The correct answer is six.  There are six F's in the text.  

FINISHED FILES ARE THE RE
SULT OF YEARS OF SCIENTI
FIC STUDY COMBINED WITH
THE EXPERIENCE OF YEARS…

Don't feel bad if you got it wrong.   I counted three.

 This is an example of a kind of problem that expert readers have that beginning readers, such as your young children, probably do not have.

Most people have learned to read for "content" and they have learned, implicitly, that the word "of" does not have much content, so their mind basically uses "white-out" on the words "of" and they disappear from our view.

The problem is that EXACTLY the same type of inability to see what is, in retrospect, in plain sight, happens to all kinds of experts -- including doctors,  CEO's,   and academics.

In fact, the more they have trained their senses to notice certain things, the LESS likely they are to notice other things that they have, at the same time,  learned to ignore.

So, can you see what's in front of you?

Identify the person in the image,  then turn around, back up 3 or 4 paces, turn around and see what you see.   From normal viewing distance, this is clearly Albert Einstein.  From across the room, this is "clearly" Marilyn Monroe.




There is a larger version at MIT where this "hybrid image" originated.
http://cvcl.mit.edu/hybrid_gallery/monroe_einstein.html

My point here is not just for fun --- people who are "close to" this data see one things, and people who are not "close to" this data see something else entirely.

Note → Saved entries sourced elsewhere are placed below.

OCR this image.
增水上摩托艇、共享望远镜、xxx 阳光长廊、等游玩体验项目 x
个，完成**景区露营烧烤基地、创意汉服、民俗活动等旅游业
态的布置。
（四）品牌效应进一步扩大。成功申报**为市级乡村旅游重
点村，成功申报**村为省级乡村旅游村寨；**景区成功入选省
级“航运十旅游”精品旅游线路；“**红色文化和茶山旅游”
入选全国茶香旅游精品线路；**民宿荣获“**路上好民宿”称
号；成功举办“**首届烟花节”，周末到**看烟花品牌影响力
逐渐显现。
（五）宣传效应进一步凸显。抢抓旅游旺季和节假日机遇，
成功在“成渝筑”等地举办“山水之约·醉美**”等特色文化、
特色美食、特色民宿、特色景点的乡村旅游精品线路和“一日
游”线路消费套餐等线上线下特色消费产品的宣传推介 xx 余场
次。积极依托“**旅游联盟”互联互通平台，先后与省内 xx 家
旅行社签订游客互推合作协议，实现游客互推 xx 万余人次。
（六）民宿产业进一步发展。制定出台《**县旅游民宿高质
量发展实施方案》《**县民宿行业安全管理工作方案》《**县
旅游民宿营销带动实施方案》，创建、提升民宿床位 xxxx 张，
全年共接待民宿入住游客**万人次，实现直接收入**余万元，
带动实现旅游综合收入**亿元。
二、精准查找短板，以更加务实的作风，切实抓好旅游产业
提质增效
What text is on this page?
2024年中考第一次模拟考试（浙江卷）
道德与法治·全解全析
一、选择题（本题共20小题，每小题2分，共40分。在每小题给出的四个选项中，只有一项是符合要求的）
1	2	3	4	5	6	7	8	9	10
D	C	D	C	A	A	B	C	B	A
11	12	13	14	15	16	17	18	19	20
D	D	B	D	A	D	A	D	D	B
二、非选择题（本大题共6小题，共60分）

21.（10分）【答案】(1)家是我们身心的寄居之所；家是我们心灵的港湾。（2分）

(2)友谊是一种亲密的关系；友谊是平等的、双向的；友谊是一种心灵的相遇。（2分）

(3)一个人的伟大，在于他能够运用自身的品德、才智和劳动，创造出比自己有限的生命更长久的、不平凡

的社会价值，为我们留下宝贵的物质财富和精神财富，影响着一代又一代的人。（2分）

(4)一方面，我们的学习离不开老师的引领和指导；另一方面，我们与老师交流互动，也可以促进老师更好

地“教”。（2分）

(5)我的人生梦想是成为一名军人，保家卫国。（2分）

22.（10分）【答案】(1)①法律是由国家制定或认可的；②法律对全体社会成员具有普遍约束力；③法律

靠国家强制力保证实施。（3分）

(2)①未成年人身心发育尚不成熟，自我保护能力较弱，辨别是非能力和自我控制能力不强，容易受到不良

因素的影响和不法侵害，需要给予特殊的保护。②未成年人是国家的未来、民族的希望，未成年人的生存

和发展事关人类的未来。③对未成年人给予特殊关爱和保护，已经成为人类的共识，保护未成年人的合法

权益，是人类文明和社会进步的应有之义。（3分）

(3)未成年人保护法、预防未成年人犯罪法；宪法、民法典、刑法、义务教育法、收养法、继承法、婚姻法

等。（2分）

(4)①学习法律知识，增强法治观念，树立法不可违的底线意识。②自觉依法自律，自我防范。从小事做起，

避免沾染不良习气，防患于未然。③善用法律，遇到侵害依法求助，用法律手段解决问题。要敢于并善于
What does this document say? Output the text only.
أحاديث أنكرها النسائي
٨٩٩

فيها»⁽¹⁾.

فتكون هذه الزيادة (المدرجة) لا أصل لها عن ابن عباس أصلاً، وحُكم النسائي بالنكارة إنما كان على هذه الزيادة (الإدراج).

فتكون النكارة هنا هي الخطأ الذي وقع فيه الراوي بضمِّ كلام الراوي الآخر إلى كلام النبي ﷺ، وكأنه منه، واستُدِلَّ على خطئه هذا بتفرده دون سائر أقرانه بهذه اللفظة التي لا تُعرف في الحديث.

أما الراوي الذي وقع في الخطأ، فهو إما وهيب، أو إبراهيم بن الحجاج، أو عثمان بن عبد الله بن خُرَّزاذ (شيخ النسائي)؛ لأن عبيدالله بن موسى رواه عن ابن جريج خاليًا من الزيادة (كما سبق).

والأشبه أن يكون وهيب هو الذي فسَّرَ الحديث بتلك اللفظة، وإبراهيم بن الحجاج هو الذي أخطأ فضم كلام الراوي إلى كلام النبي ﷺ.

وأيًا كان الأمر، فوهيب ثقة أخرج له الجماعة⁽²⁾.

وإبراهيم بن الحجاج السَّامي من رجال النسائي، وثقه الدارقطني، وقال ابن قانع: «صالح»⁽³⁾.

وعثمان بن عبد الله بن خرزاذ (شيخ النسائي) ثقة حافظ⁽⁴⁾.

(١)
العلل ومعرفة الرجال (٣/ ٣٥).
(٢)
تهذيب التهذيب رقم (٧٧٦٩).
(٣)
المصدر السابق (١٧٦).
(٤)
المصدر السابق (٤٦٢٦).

We are surrounded by issues that are invisible in plain sight,  and sources of disagreement that are due to our perspective that we don't expect to be there.  Being an "expert" doesn't free a person of having the same types of problems, but it does decrease, substantially, their willingness to consider that an interpretation different from their own, especially by a non-expert, might have any value at all.

Back to the core point of this post -- Almost everyone has problems with their eyeballs, which are recognized and dealt with by "glasses" or "contact lenses" and not really considered disabilities. Some people don't like to admit they have a problem, and prefer to wear contacts, or avoid wearing glasses whenever possible.

However many people, and in particular experts, have a different type of problem with seeing that is an unavoidable side-effect of their expertise.   This is more subtle, and potentially much more dangerous, but also flies in the face of their own self-image of "expert" and therefore is not admitted, adjusted or compensated for.

The first step in dealing with a disability is recognizing that one has it, and also realizing that the world has not ended just because of an issue with one small sub-system of what it means to be human.